L’Assemblée nationale adopte l’extension des compétences des communes de Polynésie

L’Assemblée nationale a adopté, mercredi soir, la proposition de loi organique étendant la possibilité aux communes de Polynésie d’exercer des compétences du Pays. Un texte qui suscite de vifs débats entre le gouvernement indépendantiste de Moetai Brotherson et les parlementaires et maires polynésiens, essentiellement autonomistes. Le point avec nos partenaires de Radio 1 Tahiti.

La proposition de loi organique modifiant l’article 43-2 du statut de 2004 pour étendre la possibilité des communes d’exercer des compétences du Pays a été adoptée ce mercredi soir à Paris, par 76 voix pour et 32 contre (La France insoumise, le Parti socialiste et le groupe GDR).
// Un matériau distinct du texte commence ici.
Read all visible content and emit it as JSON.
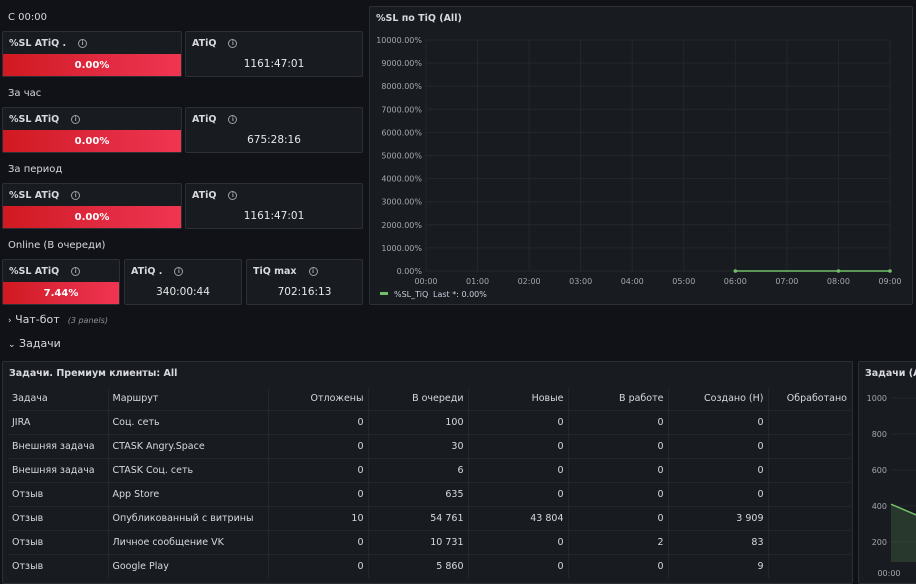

« Ce n’est pas un transfert de compétences du Pays vers les communes mais une autorisation à agir pour les communes, dans le respect de la réglementation du Pays. Le Haut-commissaire reste le garant de la légalité des actes des communes bien évidemment » a précisé le sénateur Teva Rohfritsch, porteur de cette PPLO avec la sénatrice Lana Tetuanui. Localement, cette PPLO divise le gouvernement indépendantiste et les maires principalement autonomistes.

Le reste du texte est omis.